I did my best to give the children your message, but I fear I failed ignominiously in giving the proper bovine vocalisation to “Mroo.”
That small curly-headed boy Harry, struck, I suppose by the kindness you both show to children, has effected a synthesis between you and Tyndall, and gravely observed the other day, “Doctor Dohrn-Tyndall do say Mroo.”
My wife...Sends her kind regards. The “seven” are not here or they would vote love by acclamation.
Ever yours very faithfully,
T.H. Huxley.
[He did not this year attend the British Association, which was held in Dundee. This was the first occasion on which an evening was devoted to a working men’s lecture, a step important as tending towards his own ideal of what science should be:—not the province of a few, but the possession of the many.
This first lecture was delivered by Professor Tyndall, who wrote him an account of the meeting, and in particular of his reconciliation with Professors Thomson (Lord Kelvin) and Tait, with whom he had had a somewhat embittered controversy.
In his reply, Huxley writes:—]
To J. Tyndall.
Thanks also for a copy of the “Dundee Advertiser” containing your lecture. It seemed to me that the report must be a very good one, and the lecture reads exceedingly well. You have inaugurated the working men’s lectures of the Association in a way that cannot be improved. And it was worth the trouble, for I suspect they will become a great and noble feature in the meetings.
Everything seems to have gone well at the meeting, the educational business carried [i.e. a recommendation that natural science be made a part of the curriculum in the public schools], and the anthropologers making fools of themselves in a most effectual way. So that I do not feel that I have anything to reproach myself with for being absent.
I am very pleased to hear of the reconciliation with Thomson and Tait. The mode of it speaks well for them, and the fact will remove a certain source of friction from amongst the cogs of your mental machinery.
[The following gives the reason for his resigning the Fullerian lectureship:—]

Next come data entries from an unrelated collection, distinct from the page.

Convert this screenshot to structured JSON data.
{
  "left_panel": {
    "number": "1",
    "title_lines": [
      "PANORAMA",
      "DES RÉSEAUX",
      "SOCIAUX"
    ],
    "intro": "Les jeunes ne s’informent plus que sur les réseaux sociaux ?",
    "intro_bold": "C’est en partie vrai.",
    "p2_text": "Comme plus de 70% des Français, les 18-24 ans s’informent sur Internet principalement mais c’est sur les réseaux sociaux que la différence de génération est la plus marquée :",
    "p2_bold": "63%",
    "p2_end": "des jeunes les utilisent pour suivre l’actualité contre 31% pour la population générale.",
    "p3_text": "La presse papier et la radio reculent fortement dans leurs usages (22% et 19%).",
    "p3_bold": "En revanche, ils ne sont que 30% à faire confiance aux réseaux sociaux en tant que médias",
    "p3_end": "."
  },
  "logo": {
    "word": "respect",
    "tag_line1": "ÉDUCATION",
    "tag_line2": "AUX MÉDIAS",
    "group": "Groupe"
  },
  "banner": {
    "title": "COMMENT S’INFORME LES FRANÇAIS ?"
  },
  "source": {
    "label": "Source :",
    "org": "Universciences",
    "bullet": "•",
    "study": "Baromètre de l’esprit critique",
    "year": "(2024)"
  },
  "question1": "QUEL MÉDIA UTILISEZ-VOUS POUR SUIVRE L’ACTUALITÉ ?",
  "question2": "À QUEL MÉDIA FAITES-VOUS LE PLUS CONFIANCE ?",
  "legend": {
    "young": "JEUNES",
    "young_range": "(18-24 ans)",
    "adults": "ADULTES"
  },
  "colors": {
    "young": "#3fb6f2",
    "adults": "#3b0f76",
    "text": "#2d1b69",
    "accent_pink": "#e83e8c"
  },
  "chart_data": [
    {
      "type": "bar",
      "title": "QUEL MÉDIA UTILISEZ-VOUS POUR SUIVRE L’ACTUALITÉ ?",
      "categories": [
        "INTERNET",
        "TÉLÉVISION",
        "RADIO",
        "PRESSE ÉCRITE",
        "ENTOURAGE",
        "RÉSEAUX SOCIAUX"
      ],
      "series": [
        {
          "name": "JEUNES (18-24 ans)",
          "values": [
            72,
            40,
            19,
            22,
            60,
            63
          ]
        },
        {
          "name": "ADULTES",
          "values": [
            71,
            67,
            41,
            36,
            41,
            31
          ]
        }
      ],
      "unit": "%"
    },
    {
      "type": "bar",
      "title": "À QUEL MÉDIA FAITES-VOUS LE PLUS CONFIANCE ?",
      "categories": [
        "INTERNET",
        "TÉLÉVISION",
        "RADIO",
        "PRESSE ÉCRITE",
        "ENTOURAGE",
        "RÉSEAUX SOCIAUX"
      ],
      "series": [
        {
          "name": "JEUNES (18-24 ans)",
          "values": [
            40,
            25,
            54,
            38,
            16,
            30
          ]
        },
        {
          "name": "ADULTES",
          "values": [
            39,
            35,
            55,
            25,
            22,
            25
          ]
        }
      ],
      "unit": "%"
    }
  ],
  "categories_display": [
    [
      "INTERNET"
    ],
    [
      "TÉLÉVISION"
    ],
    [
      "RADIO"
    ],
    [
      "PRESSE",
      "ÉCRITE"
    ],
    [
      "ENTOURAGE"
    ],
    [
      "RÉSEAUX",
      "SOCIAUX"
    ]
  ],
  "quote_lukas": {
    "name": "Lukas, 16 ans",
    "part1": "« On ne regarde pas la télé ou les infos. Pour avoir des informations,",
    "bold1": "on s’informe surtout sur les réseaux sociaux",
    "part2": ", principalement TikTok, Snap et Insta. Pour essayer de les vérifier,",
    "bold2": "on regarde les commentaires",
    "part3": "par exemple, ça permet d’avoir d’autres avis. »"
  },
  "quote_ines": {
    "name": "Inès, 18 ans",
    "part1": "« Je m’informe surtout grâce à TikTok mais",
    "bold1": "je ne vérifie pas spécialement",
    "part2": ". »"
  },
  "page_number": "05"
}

Athenaeum Club, May, 1867.
My dear Tyndall,
A conversation I had with Bence Jones yesterday reminded me that I ought to have communicated with you. But we do not meet so often as we used to do, being, I suppose, both very busy, and I forget to write.
You recollect that the last time we talked together, you mentioned a notion of Bence Jones’s to make the Fullerian Professorship of Physiology a practically permanent appointment, and that I was quite inclined to stick by that (if such arrangement could be carried out), and give up other things.
But since I have been engaged in the present course of lectures I have found reason to change my views. It is very hard work, and takes up every atom of my time to make the lectures what they should be; and I find that at this time of year, being more or less used up, I suppose, with the winter work, I stand the worry and excitement of the actual lectures very badly. Add to this that it is six weeks clean gone out of the only time I have disposable for real scientific progress, and you will understand how it is that I have made up my mind to resign.